Basically, the information I give about a fic on my themed lists is what I would like to know about a fic when choosing one/two from a hundred: title, author, URL, pairing, rating, length, WIP status, AU or not, summary, basic warnings (optional). I add an alternate URL whenever I can 'cos it spares everybody trouble when sites go down. Some of these positions are moot if the search is limited. There's no point in adding Elizabeth/Teyla to every fic on a list dedicated to that pairing.
It's always useful to tell people why a fic fits your list. If if it's a list of time travel fics, who is doing the time travelling? What era are they going to? These things aren't always evident from the summaries, but can be vitally important to the reader.
- If you want to, mark the fics that you like best.
It's not necessary, but people often like to see some differentiation: what to begin with, what *you* liked best, etc. Not all readers like it though. But anyway, it wouldn't be amiss to tell people if you collect *everything* on the topic or if you read every one of the fics on your list; if there's some quality control from you or if they are on their own, etc.
- Credit, thank, and pimp.
Nobody likes an ingrate. So thank people who helped you, credit those whose ideas you used, and so on.
Pimp what you've done in relevant places. I emphasise, relevant! Post links in relevant communities - for Atlantis lists, sga_noticeboard is an ideal place to go. Also contact the fandom newsletters - sg1_debrief for SG-1, and sga_newsletter for Atlantis. And post in stargate_search - they link to thematic lists in their memories.
Then head over here to my LJ and tell me about your list, so that I can add it to my Stargate list of lists.
- Fixing broken links.
Making a listing is only the first stage. If you made it and forgot it for a year, it will become only half-usable. In two years, it will be barely usable at all. Why? Because archives change domains, sites go down, people f-lock their journals, authors remove their fics from the net on personal reasons. You won't believe how many URLs won't be working if you checked your list two years after it was created.
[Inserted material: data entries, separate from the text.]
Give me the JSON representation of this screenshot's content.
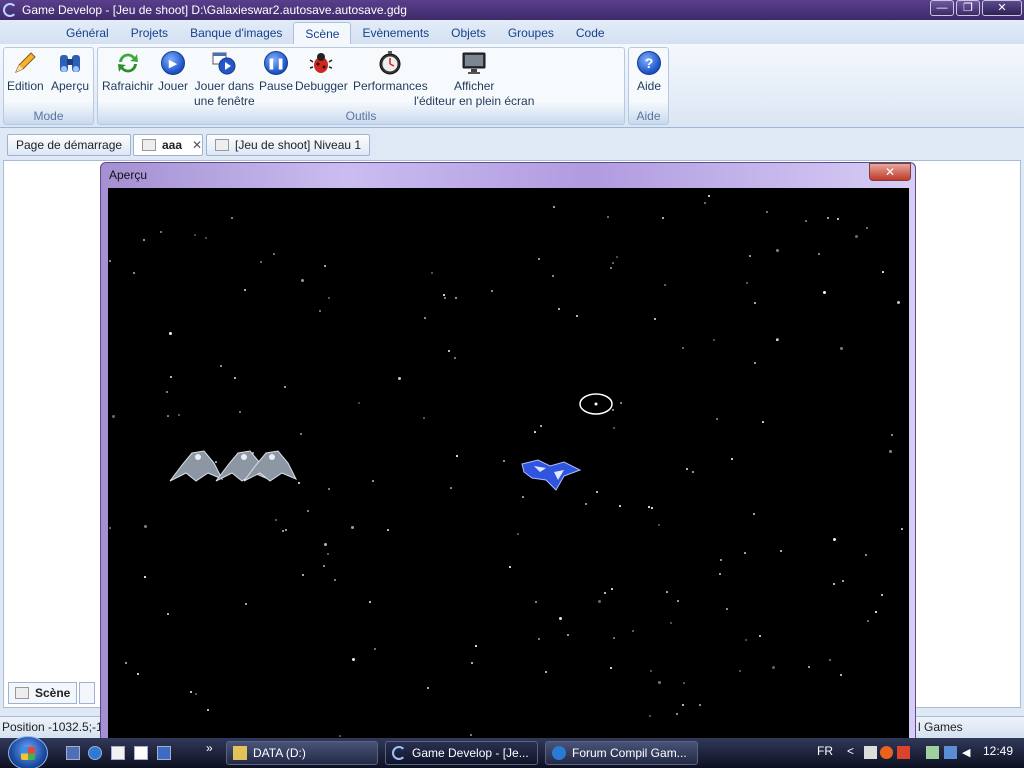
{
  "window": {
    "title": "Game Develop - [Jeu de shoot] D:\\Galaxieswar2.autosave.autosave.gdg",
    "buttons": {
      "minimize": "—",
      "maximize": "❐",
      "close": "✕"
    }
  },
  "ribbon_tabs": [
    "Général",
    "Projets",
    "Banque d'images",
    "Scène",
    "Evènements",
    "Objets",
    "Groupes",
    "Code"
  ],
  "ribbon_active_tab": "Scène",
  "groups": {
    "mode": {
      "label": "Mode",
      "buttons": [
        {
          "label": "Edition",
          "icon": "pencil-icon"
        },
        {
          "label": "Aperçu",
          "icon": "binoculars-icon"
        }
      ]
    },
    "outils": {
      "label": "Outils",
      "buttons": [
        {
          "label": "Rafraichir",
          "icon": "refresh-icon"
        },
        {
          "label": "Jouer",
          "icon": "play-icon"
        },
        {
          "label_line1": "Jouer dans",
          "label_line2": "une fenêtre",
          "icon": "play-window-icon"
        },
        {
          "label": "Pause",
          "icon": "pause-icon"
        },
        {
          "label": "Debugger",
          "icon": "bug-icon"
        },
        {
          "label": "Performances",
          "icon": "stopwatch-icon"
        },
        {
          "label_line1": "Afficher",
          "label_line2": "l'éditeur en plein écran",
          "icon": "monitor-icon"
        }
      ]
    },
    "aide": {
      "label": "Aide",
      "buttons": [
        {
          "label": "Aide",
          "icon": "help-icon"
        }
      ]
    }
  },
  "doc_tabs": [
    {
      "label": "Page de démarrage"
    },
    {
      "label": "aaa",
      "active": true,
      "close": "✕"
    },
    {
      "label": "[Jeu de shoot] Niveau 1"
    }
  ],
  "bottom_tabs": [
    "Scène"
  ],
  "status": {
    "position": "Position -1032.5;-1",
    "right_text": "l Games"
  },
  "preview": {
    "title": "Aperçu",
    "close": "✕"
  },
  "taskbar": {
    "tasks": [
      {
        "label": "DATA (D:)"
      },
      {
        "label": "Game Develop - [Je...",
        "active": true
      },
      {
        "label": "Forum Compil Gam..."
      }
    ],
    "language": "FR",
    "overflow": "»",
    "tray_chevron": "<",
    "clock": "12:49"
  },
  "colors": {
    "titlebar": "#3e2a6a",
    "ribbon": "#dbe6f4",
    "game_bg": "#000000",
    "player_ship": "#2f55e0"
  }
}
That's why I call for help every half a year and, with the tears of gratitude in my eyes -- no joke -- collect the help that wonderful, kind people offer with checking for broken links.
- Adding stuff.
You read fic. You do it every day/week or so. Keep in mind what listing you already have and what you plan/would like to make at some point in the future. If you come across a fic that fits one of those topics, code it and add it at once -- it takes 2 minutes. Or at least bookmark it. Create a special folder in your computer or in LJ memories or make a private-locked post and dump the info there, supported by a note that will tell you what it is and what you bookmarked it for. Yep, a note can save you hours of rereading, trying to figure out where you meant to add this fic.
When I started doing it, I had a huge folder, divided into subfolders on various topics I found interesting, where I saved fics or first chapters of chaptered fics. As I read, the folder grew. As a result, when I started a new search, I always knew a dozen fics to start with. By now, nearly every fic I read fits somewhere, if not on my lists then on those that other people keep.
- Mark new additions.
Some people choose to highlight new fics on the list (e.g. by including the word 'new'). Others prefer to have an updates section at the top of the page. However you do it, make it easy for people who have visited your list in the past to find the fics they haven't read.
I hope this is useful to some people. Don't forget - if you make a list, enjoy yourself.